C’est à ce niveau que le rôle de l’État redevient central. Il doit créer un environnement permettant aux entreprises viables d’investir et de produire à un coût raisonnable, plutôt que de compenser individuellement les défaillances des services publics.

Les banques deviennent un test de la capacité de réforme

Le dossier bancaire constitue dans ce contexte un indicateur décisif. Six ans après le début de la crise, l’incapacité à retrouver un système de crédit normal continue de peser sur l’investissement. Le problème ne peut plus être considéré comme un simple héritage du choc financier de 2019.

Une restructuration crédible doit permettre de restaurer progressivement la confiance, mais aussi de rétablir la fonction économique fondamentale des banques. Leur rôle ne consiste pas seulement à recevoir des dépôts ou à effectuer des paiements. Elles doivent sélectionner et financer des projets productifs.

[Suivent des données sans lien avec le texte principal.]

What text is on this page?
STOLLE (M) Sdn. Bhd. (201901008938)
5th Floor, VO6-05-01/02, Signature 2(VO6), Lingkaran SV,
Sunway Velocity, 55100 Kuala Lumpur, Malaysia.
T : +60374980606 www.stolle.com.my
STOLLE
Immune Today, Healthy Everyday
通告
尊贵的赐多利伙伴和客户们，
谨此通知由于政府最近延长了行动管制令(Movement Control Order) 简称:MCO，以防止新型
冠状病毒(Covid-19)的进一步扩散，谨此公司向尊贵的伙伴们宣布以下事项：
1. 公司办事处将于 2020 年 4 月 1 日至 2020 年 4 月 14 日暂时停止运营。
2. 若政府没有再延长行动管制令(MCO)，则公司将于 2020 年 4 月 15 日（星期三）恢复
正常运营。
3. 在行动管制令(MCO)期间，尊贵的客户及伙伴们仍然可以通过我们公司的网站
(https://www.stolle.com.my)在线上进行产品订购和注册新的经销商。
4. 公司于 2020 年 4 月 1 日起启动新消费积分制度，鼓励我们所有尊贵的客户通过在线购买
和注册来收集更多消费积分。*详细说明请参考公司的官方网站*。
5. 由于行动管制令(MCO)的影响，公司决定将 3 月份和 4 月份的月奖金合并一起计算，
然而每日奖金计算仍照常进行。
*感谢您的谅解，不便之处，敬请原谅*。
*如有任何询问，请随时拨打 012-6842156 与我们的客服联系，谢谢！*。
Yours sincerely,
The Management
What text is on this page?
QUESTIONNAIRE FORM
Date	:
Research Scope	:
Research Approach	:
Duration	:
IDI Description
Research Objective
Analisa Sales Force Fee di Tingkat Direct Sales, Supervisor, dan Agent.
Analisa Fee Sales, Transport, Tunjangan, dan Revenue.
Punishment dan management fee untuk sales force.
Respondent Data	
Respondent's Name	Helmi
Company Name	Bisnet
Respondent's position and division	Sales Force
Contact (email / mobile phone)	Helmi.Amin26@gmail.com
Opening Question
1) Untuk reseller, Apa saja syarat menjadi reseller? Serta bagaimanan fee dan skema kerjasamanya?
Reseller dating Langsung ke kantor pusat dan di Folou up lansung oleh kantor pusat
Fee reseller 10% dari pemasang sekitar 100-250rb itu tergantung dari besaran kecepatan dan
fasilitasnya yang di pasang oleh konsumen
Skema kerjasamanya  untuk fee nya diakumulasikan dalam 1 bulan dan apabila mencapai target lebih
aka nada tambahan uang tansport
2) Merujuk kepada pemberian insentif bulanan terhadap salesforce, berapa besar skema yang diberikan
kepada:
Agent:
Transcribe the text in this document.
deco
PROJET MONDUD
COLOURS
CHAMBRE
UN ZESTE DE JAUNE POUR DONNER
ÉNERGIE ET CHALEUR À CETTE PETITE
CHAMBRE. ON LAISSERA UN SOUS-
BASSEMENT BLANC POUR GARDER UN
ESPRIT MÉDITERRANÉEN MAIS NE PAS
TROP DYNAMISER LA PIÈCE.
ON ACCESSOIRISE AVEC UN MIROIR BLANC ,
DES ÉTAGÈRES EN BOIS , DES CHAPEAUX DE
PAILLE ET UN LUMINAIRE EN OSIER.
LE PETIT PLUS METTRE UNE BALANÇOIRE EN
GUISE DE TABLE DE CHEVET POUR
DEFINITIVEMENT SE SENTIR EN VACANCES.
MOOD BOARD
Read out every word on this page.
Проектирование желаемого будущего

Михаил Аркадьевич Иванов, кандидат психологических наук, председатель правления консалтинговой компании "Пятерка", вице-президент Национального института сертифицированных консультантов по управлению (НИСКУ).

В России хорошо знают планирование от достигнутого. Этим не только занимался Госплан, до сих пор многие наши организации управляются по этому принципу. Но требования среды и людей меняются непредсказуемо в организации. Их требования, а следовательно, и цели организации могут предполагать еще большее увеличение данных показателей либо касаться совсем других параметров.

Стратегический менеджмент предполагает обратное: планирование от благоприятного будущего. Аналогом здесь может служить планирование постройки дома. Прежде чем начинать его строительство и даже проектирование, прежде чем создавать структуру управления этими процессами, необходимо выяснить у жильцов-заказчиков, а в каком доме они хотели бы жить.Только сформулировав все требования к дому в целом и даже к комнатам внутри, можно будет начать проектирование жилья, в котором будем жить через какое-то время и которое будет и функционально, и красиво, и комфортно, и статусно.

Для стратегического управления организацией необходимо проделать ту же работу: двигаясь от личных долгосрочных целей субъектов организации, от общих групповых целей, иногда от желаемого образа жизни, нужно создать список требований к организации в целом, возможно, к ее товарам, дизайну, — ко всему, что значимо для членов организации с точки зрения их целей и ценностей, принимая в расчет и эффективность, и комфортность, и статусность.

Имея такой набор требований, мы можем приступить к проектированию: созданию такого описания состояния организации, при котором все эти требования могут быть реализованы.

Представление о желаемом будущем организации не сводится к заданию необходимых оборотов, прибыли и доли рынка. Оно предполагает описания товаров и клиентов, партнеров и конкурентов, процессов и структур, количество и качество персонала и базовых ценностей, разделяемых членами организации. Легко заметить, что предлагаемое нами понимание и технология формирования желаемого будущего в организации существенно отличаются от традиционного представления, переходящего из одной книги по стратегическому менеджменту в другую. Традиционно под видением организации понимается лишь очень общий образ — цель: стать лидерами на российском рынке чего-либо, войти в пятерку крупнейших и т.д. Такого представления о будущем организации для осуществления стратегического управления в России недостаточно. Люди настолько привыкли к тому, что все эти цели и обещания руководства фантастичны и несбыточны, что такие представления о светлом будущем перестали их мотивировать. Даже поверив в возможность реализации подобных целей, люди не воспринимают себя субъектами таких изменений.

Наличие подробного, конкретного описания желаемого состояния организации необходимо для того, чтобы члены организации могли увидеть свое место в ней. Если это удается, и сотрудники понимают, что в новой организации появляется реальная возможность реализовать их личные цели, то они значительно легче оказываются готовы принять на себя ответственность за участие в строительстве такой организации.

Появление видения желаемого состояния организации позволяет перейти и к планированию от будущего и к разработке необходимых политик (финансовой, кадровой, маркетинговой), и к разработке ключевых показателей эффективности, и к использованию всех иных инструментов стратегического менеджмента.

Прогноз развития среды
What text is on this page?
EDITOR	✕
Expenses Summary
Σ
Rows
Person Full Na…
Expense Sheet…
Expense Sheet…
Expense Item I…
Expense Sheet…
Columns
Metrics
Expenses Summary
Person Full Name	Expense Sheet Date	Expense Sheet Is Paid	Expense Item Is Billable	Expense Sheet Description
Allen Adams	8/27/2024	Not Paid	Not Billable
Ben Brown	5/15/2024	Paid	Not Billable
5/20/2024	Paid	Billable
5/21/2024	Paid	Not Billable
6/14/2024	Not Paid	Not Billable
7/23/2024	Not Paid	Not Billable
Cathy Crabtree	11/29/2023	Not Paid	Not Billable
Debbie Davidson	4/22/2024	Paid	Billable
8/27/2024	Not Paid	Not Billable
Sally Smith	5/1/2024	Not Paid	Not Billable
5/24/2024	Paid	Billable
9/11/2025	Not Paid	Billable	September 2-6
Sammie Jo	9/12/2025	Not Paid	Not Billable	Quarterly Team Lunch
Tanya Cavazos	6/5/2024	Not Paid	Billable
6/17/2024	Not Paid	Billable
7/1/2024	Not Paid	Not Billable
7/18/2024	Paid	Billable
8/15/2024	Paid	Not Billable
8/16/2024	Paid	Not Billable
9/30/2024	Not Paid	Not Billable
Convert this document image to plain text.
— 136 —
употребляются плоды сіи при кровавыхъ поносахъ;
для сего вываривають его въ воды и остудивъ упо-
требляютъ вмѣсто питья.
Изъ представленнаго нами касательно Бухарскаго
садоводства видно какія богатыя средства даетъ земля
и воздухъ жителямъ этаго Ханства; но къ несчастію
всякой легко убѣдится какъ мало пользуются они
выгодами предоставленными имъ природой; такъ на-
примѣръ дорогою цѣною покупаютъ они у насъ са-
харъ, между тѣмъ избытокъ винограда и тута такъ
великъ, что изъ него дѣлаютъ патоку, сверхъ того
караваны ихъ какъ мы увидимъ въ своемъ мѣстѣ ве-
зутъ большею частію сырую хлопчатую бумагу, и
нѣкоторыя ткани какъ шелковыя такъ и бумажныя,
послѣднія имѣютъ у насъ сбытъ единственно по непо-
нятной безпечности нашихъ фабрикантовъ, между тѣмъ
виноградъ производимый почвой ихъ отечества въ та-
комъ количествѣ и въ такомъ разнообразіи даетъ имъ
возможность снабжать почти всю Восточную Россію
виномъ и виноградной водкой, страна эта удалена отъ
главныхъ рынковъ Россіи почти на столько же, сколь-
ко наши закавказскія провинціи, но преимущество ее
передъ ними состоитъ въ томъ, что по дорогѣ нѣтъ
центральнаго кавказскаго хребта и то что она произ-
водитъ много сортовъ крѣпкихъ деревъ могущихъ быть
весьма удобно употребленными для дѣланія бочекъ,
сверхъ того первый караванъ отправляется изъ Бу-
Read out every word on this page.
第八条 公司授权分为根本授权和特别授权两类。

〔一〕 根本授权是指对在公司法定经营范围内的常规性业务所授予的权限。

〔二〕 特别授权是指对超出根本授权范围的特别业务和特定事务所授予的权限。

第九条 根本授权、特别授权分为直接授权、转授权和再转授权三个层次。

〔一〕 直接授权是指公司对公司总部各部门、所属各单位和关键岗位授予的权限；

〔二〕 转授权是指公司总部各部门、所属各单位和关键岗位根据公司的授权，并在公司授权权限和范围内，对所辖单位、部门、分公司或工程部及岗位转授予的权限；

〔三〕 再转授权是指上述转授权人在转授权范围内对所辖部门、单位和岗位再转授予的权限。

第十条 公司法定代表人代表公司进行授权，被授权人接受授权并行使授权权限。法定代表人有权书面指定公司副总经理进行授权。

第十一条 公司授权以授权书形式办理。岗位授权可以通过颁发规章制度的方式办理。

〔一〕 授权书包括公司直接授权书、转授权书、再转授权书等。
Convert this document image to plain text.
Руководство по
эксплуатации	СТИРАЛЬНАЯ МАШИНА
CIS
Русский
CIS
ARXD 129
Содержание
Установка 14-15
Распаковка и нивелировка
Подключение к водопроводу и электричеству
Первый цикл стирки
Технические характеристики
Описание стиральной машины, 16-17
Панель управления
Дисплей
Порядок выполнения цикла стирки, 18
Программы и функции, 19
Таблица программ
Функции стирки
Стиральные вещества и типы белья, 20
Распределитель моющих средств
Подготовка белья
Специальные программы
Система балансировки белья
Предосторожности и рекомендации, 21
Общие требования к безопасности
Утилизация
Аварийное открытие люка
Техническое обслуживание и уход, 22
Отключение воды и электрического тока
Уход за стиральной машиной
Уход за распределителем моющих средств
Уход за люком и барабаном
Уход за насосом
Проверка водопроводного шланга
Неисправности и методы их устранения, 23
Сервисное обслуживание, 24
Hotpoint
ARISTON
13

Sans cette transformation, les entreprises libanaises continueront de fonctionner avec un désavantage structurel. Les producteurs les mieux capitalisés pourront survivre grâce à leurs propres ressources. Les autres resteront privés du financement nécessaire pour grandir, exporter ou moderniser leurs équipements.

Le recul de la demande du Golfe rend cette faiblesse plus visible. Lorsque les débouchés étaient dynamiques, certaines entreprises pouvaient compenser leurs coûts élevés par leurs ventes. Avec une demande moins forte, chaque handicap interne pèse davantage.

Le recul du Golfe sonne comme un avertissement

L’évolution signalée le 18 août constitue donc un avertissement pour l’économie libanaise. Le pays ne peut pas présumer que ses marchés traditionnels absorberont durablement sa production indépendamment de son prix et de ses conditions de fabrication.

Les producteurs doivent pouvoir conserver la qualité et l’identité qui distinguent certaines marchandises libanaises, tout en réduisant leurs coûts et en diversifiant leurs débouchés. Cette transformation nécessite des investissements, donc du financement, mais aussi une amélioration de l’énergie et de la logistique.

Le recul de la demande du Golfe révèle ainsi les faiblesses accumulées depuis la crise. Il intervient au moment où le secteur bancaire n’a pas encore retrouvé son rôle de financement, où l’électricité reste coûteuse et où les infrastructures continuent d’imposer des charges supplémentaires aux entreprises.

Au 18 août 2026, la question immédiate n’est donc plus seulement de savoir si les exportations libanaises peuvent retrouver leurs anciens volumes. Elle consiste à déterminer si les réformes bancaire, énergétique et institutionnelle avanceront assez vite pour permettre aux producteurs de reconquérir les marchés perdus. Sans retour du crédit et sans réduction des coûts structurels, la baisse de la demande du Golfe risque de devenir le révélateur durable d’une perte de compétitivité plus profonde.